Biden was widely agreed to have fared better in last week’s debate – not that much debate actually managed to take place. Trump testing positive is more of a wildcard but would also seem to favour Biden. It focuses attention back onto Covid (not Trump’s strong point) and the President’s campaign is now in disarray. Against that, Trump could benefit from a sympathy vote.
Biden has had a consistent lead in the national polls in recent months and is also leading in the key battleground states. He looks considerably better placed than Clinton was four years ago and the betting odds have recently moved significantly in his favour, with his chance of victory now put at 60%.
However, as far as the markets are concerned, the Congressional elections are almost as important as the Presidential election. Currently, the Democrats have a sizeable majority in the House of Representatives but the Republicans have a small majority in the Senate. If as now looks quite possible, the Democrats took the Senate as well as the Presidency, this clean sweep would mean many more of Biden’s policy pledges would be implemented rather than thwarted.
As for the policies themselves, they’re a mixed bag. They include plans to raise the corporate tax rate and minimum wage and for increased regulation – none of which are market friendly. But Biden also plans a sizeable increase in spending on infrastructure, healthcare and education. This would be more positive particularly if it fed into higher growth.
Biden’s approach to foreign policy should also make for less of a roller-coaster ride. Even though US hostility towards China looks certain to continue, his approach is likely to be less impulsive and confrontational than Trump’s.
The impact of last week’s news is complicated by the failure of the federal Government to agree a renewal of the income support measures which expired in July. A deal had become unlikely ahead of the election but, with the fall-out from Covid all too visible once again, this could force a compromise to be reached which would be positive.

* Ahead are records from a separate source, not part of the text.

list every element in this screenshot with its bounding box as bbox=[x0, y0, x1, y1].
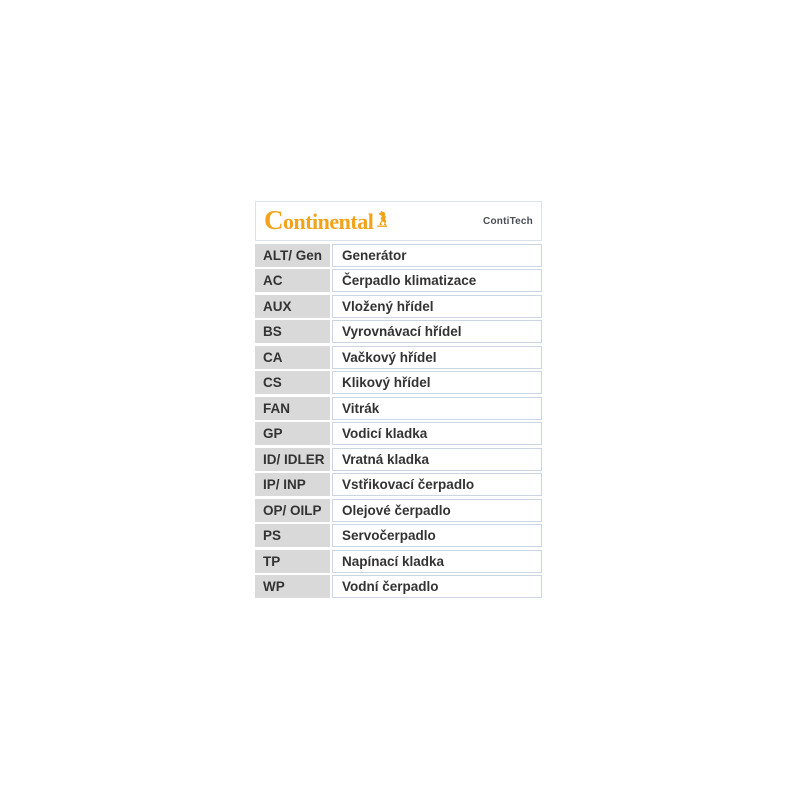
abbreviation-cell: ID/ IDLER bbox=[255, 448, 330, 471]
description-cell: Vložený hřídel bbox=[332, 295, 542, 318]
description-cell: Čerpadlo klimatizace bbox=[332, 269, 542, 292]
continental-wordmark: Continental bbox=[264, 205, 374, 235]
brand-header bbox=[255, 201, 542, 241]
continental-horse-icon bbox=[375, 209, 389, 229]
abbreviation-cell: FAN bbox=[255, 397, 330, 420]
description-cell: Vodní čerpadlo bbox=[332, 575, 542, 598]
description-cell: Olejové čerpadlo bbox=[332, 499, 542, 522]
legend-row bbox=[255, 473, 542, 496]
description-cell: Generátor bbox=[332, 244, 542, 267]
description-cell: Vratná kladka bbox=[332, 448, 542, 471]
description-cell: Vyrovnávací hřídel bbox=[332, 320, 542, 343]
description-cell: Servočerpadlo bbox=[332, 524, 542, 547]
abbreviation-cell: CA bbox=[255, 346, 330, 369]
abbreviation-cell: ALT/ Gen bbox=[255, 244, 330, 267]
legend-row bbox=[255, 346, 542, 369]
abbreviation-cell: BS bbox=[255, 320, 330, 343]
continental-logo bbox=[264, 205, 389, 235]
legend-row bbox=[255, 397, 542, 420]
abbreviation-cell: OP/ OILP bbox=[255, 499, 330, 522]
legend-row bbox=[255, 244, 542, 267]
description-cell: Klikový hřídel bbox=[332, 371, 542, 394]
description-cell: Napínací kladka bbox=[332, 550, 542, 573]
description-cell: Vodicí kladka bbox=[332, 422, 542, 445]
legend-row bbox=[255, 575, 542, 598]
abbreviation-cell: CS bbox=[255, 371, 330, 394]
abbreviation-cell: AC bbox=[255, 269, 330, 292]
contitech-wordmark: ContiTech bbox=[483, 215, 533, 227]
legend-row bbox=[255, 524, 542, 547]
abbreviation-cell: IP/ INP bbox=[255, 473, 330, 496]
legend-row bbox=[255, 499, 542, 522]
abbreviation-cell: PS bbox=[255, 524, 330, 547]
legend-row bbox=[255, 422, 542, 445]
legend-row bbox=[255, 295, 542, 318]
legend-table bbox=[255, 244, 542, 599]
legend-row bbox=[255, 269, 542, 292]
description-cell: Vačkový hřídel bbox=[332, 346, 542, 369]
legend-row bbox=[255, 448, 542, 471]
legend-row bbox=[255, 550, 542, 573]
description-cell: Vitrák bbox=[332, 397, 542, 420]
legend-row bbox=[255, 320, 542, 343]
abbreviation-cell: GP bbox=[255, 422, 330, 445]
parts-legend-card bbox=[255, 201, 542, 598]
abbreviation-cell: AUX bbox=[255, 295, 330, 318]
legend-row bbox=[255, 371, 542, 394]
description-cell: Vstřikovací čerpadlo bbox=[332, 473, 542, 496]
abbreviation-cell: TP bbox=[255, 550, 330, 573]
abbreviation-cell: WP bbox=[255, 575, 330, 598]
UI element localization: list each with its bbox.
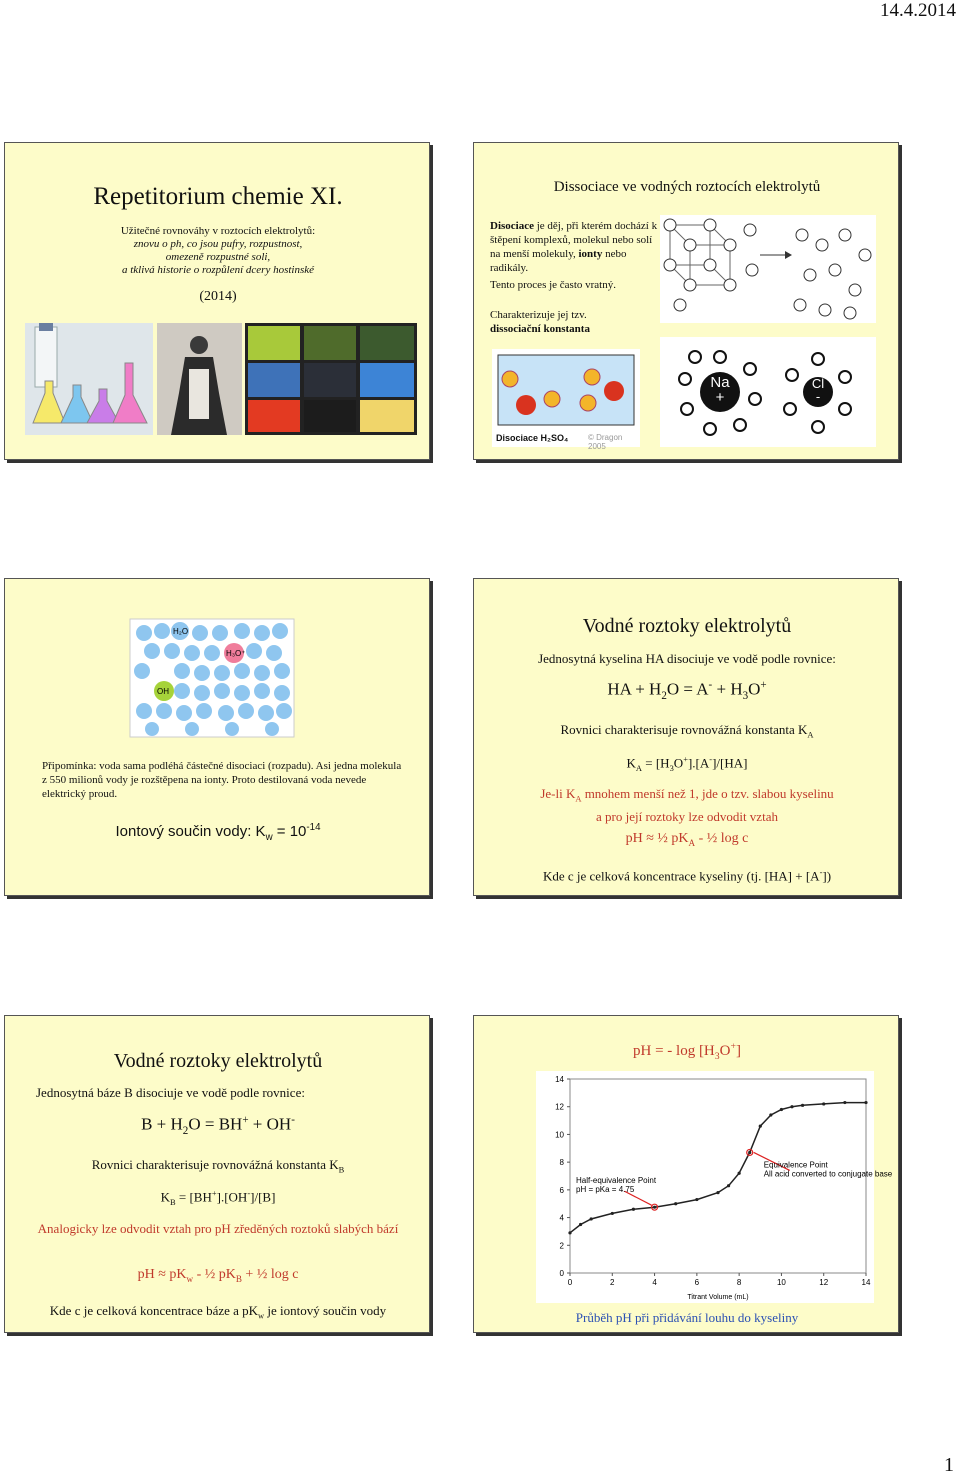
data-point <box>716 1191 719 1194</box>
slide-heading: Dissociace ve vodných roztocích elektrolytů <box>553 179 821 195</box>
ka-formula <box>474 754 900 773</box>
constant-term: dissociační konstanta <box>490 323 590 335</box>
base-analogy-text: Analogicky lze odvodit vztah pro pH zředěných roztoků slabých bází <box>37 1221 399 1236</box>
x-axis-label: Titrant Volume (mL) <box>687 1294 749 1301</box>
date-header: 14.4.2014 <box>880 0 956 21</box>
slide-year: (2014) <box>199 289 237 304</box>
slide-titration-curve <box>473 1015 899 1333</box>
definition-body: je děj, při kterém dochází k štěpení komplexů, molekul nebo solí na menší molekuly, <box>490 220 658 260</box>
weak-part: mnohem menší než 1, jde o tzv. slabou kyselinu <box>581 786 834 801</box>
kw-label: Iontový součin vody: K <box>115 823 266 840</box>
h2o-label: H₂O <box>173 627 189 636</box>
note-part: je iontový součin vody <box>264 1303 387 1318</box>
kw-exponent: -14 <box>306 822 321 833</box>
eq-sup: + <box>760 679 767 691</box>
data-point <box>579 1223 582 1226</box>
ka-sup: + <box>683 754 688 764</box>
slide-title <box>4 142 430 460</box>
y-tick-label: 14 <box>555 1075 564 1084</box>
slide-subtitle-4: a tklivá historie o rozpůlení dcery hostinské <box>121 264 315 276</box>
reversible-text: Tento proces je často vratný. <box>490 279 616 291</box>
ka-part: O <box>673 755 684 771</box>
slide-dissociation <box>473 142 899 460</box>
y-tick-label: 6 <box>559 1185 564 1195</box>
x-tick-label: 0 <box>567 1278 573 1287</box>
titration-chart <box>536 1071 893 1303</box>
slide-heading: Vodné roztoky elektrolytů <box>113 1050 323 1072</box>
kw-subscript: w <box>265 832 273 843</box>
data-point <box>822 1102 825 1105</box>
eq-part: B + H <box>141 1114 183 1134</box>
data-point <box>674 1202 677 1205</box>
slide-subtitle-2: znovu o ph, co jsou pufry, rozpustnost, <box>133 238 303 250</box>
hydration-drawing <box>660 337 876 447</box>
slide-weak-base <box>4 1015 430 1333</box>
ph-part: pH ≈ ½ pK <box>625 831 689 846</box>
eq-part: O = A <box>666 679 709 699</box>
note-sup: - <box>819 867 823 877</box>
data-point <box>653 1206 656 1209</box>
title-part: pH = - log [H <box>632 1043 715 1059</box>
ka-sub: A <box>635 762 643 773</box>
oh-label: OH <box>157 687 169 696</box>
term-ions: ionty <box>578 248 603 260</box>
weak-acid-line2: a pro její roztoky lze odvodit vztah <box>596 808 778 824</box>
weak-part: Je-li K <box>540 786 576 801</box>
eq-part: O <box>748 679 761 699</box>
water-note: Připomínka: voda sama podléhá částečné disociaci (rozpadu). Asi jedna molekula z 550 milionů vody je rozštěpena na ionty. Proto destilovaná voda nevede elektrický proud. <box>42 760 402 800</box>
y-tick-label: 0 <box>559 1269 564 1278</box>
beaker-caption: Disociace H₂SO₄ <box>496 433 569 443</box>
constant-intro: Charakterizuje jej tzv. <box>490 309 587 321</box>
lattice-diagram <box>660 215 876 323</box>
data-point <box>738 1172 741 1175</box>
title-sup: + <box>730 1041 736 1052</box>
x-tick-label: 2 <box>610 1278 615 1287</box>
definition-text <box>490 219 660 275</box>
ka-part: K <box>626 755 636 771</box>
eq-part: + H <box>712 679 743 699</box>
ka-part: ]/[HA] <box>712 755 748 771</box>
eq-part: + OH <box>248 1114 292 1134</box>
eq-part: O = BH <box>188 1114 243 1134</box>
chloride-ion-label <box>803 377 833 403</box>
data-point <box>769 1113 772 1116</box>
water-molecules-figure <box>130 619 294 737</box>
beaker-copyright: © Dragon 2005 <box>588 433 623 451</box>
sodium-ion-label <box>700 375 740 405</box>
acid-ph-formula <box>474 831 900 848</box>
half-equivalence-title: Half-equivalence Point <box>576 1175 657 1185</box>
kb-part: ]/[B] <box>250 1189 276 1205</box>
const-label: Rovnici charakterisuje rovnovážná konstanta K <box>91 1157 339 1172</box>
equivalence-text: All acid converted to conjugate base <box>763 1169 893 1179</box>
slide-heading: Vodné roztoky elektrolytů <box>582 615 792 637</box>
weak-acid-line1 <box>474 785 900 808</box>
y-tick-label: 12 <box>555 1102 564 1112</box>
data-point <box>748 1151 751 1154</box>
kb-part: ].[OH <box>216 1189 248 1205</box>
kb-part: = [BH <box>175 1189 212 1205</box>
ph-part: + ½ log c <box>241 1267 299 1282</box>
y-tick-label: 8 <box>559 1158 564 1168</box>
kb-sup: + <box>211 1188 217 1198</box>
acid-constant-text <box>474 722 900 740</box>
ka-sub: 3 <box>669 762 674 773</box>
kw-formula <box>5 822 431 843</box>
title-part: O <box>719 1043 731 1059</box>
x-tick-label: 4 <box>652 1278 657 1287</box>
data-point <box>759 1125 762 1128</box>
equivalence-title: Equivalence Point <box>763 1160 828 1170</box>
slide-subtitle-1: Užitečné rovnováhy v roztocích elektrolytů: <box>120 225 316 237</box>
const-sub: A <box>807 729 814 740</box>
kb-formula <box>5 1188 431 1207</box>
eq-sup: - <box>708 679 713 691</box>
beaker-drawing <box>492 349 640 433</box>
data-point <box>590 1217 593 1220</box>
sodium-symbol: Na <box>710 374 730 391</box>
x-tick-label: 10 <box>776 1278 786 1287</box>
slide-weak-acid <box>473 578 899 896</box>
base-equation <box>5 1114 431 1137</box>
note-part: Kde c je celková koncentrace kyseliny (tj. [HA] + [A <box>542 868 820 884</box>
chloride-charge: - <box>815 389 821 404</box>
y-tick-label: 4 <box>559 1213 564 1223</box>
kb-sub: B <box>169 1196 176 1207</box>
eq-sup: - <box>291 1114 295 1126</box>
title-sub: 3 <box>714 1051 720 1062</box>
flasks-photo <box>25 323 153 435</box>
const-sub: B <box>338 1164 345 1175</box>
base-ph-formula <box>5 1267 431 1284</box>
ph-part: pH ≈ pK <box>137 1267 187 1282</box>
note-part: Kde c je celková koncentrace báze a pK <box>49 1303 259 1318</box>
data-point <box>780 1108 783 1111</box>
eq-sup: + <box>242 1114 249 1126</box>
note-part: ]) <box>822 868 832 884</box>
data-point <box>864 1101 867 1104</box>
const-label: Rovnici charakterisuje rovnovážná konstanta K <box>560 722 808 737</box>
slide-heading <box>474 1041 900 1062</box>
title-part: ] <box>736 1043 741 1059</box>
portrait-photo <box>157 323 242 435</box>
data-point <box>727 1184 730 1187</box>
acid-equation <box>474 679 900 702</box>
eq-sub: 3 <box>742 690 749 703</box>
base-intro: Jednosytná báze B disociuje ve vodě podle rovnice: <box>36 1085 305 1100</box>
pigments-photo <box>245 323 417 435</box>
x-tick-label: 6 <box>694 1278 700 1287</box>
ph-sub: B <box>235 1273 242 1284</box>
term-dissociation: Disociace <box>490 220 534 232</box>
eq-sub: 2 <box>182 1125 189 1138</box>
data-point <box>611 1212 614 1215</box>
note-sub: w <box>258 1310 265 1321</box>
eq-part: HA + H <box>607 679 662 699</box>
ph-part: - ½ pK <box>193 1267 236 1282</box>
sodium-charge: + <box>715 389 725 406</box>
page-number: 1 <box>944 1454 954 1476</box>
definition-end: nebo radikály. <box>490 248 627 274</box>
data-point <box>790 1105 793 1108</box>
chart-caption: Průběh pH při přidávání louhu do kyseliny <box>575 1310 799 1325</box>
base-constant-text <box>5 1157 431 1175</box>
eq-sub: 2 <box>661 690 667 703</box>
weak-acid-condition <box>474 785 900 825</box>
h3o-label: H₃O⁺ <box>226 649 246 658</box>
nacl-hydration-figure <box>660 337 876 447</box>
ka-part: = [H <box>642 755 670 771</box>
y-tick-label: 10 <box>555 1130 564 1140</box>
y-tick-label: 2 <box>559 1241 564 1251</box>
ph-sub: w <box>186 1273 194 1284</box>
ka-part: ].[A <box>687 755 710 771</box>
ph-sub: A <box>688 837 696 848</box>
h2so4-beaker-figure <box>492 349 640 451</box>
acid-concentration-note <box>474 867 900 884</box>
base-concentration-note <box>5 1303 431 1321</box>
data-point <box>632 1208 635 1211</box>
slide-water-ionization <box>4 578 430 896</box>
ph-part: - ½ log c <box>695 831 749 846</box>
half-equivalence-text: pH = pKa = 4.75 <box>576 1184 635 1194</box>
data-point <box>695 1198 698 1201</box>
x-tick-label: 8 <box>736 1278 742 1287</box>
acid-intro: Jednosytná kyselina HA disociuje ve vodě podle rovnice: <box>538 651 836 666</box>
slide-title-heading: Repetitorium chemie XI. <box>93 183 343 210</box>
ka-sup: - <box>709 754 713 764</box>
weak-sub: A <box>575 793 582 804</box>
chloride-symbol: Cl <box>811 376 825 391</box>
kb-sup: - <box>247 1188 251 1198</box>
x-tick-label: 12 <box>819 1278 829 1287</box>
data-point <box>568 1231 571 1234</box>
x-tick-label: 14 <box>861 1278 871 1287</box>
kw-value: = 10 <box>272 823 307 840</box>
data-point <box>801 1104 804 1107</box>
data-point <box>843 1101 846 1104</box>
kb-part: K <box>160 1189 170 1205</box>
slide-subtitle-3: omezeně rozpustné soli, <box>165 251 271 263</box>
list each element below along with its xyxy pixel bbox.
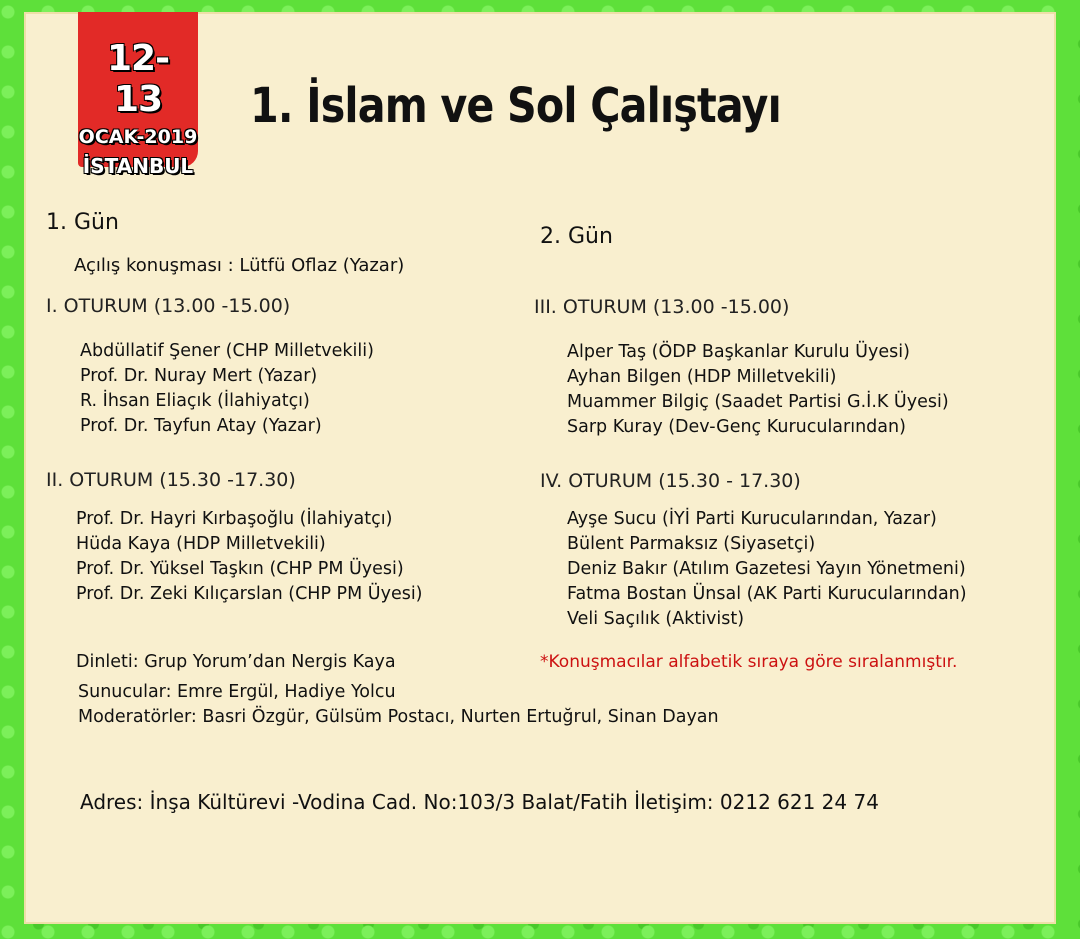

One final complication is that this all assumes there is a clear election result. The possibility which is haunting the markets is that the vote is a close-call. The result might then not be established for weeks and Trump may not go quietly with all his talk of electoral fraud due to increased postal votes.
The bottom line is that the US elections have many moving parts and will be a sure source of market volatility over the next month or two. That said, we are not expecting a repeat of anything like the turbulence we saw earlier in the year. At the end of the day, the lesson from history is that Fed policy is generally much more important for markets than Government policy – and the Fed is a centre of stability at the moment with policy firmly on hold.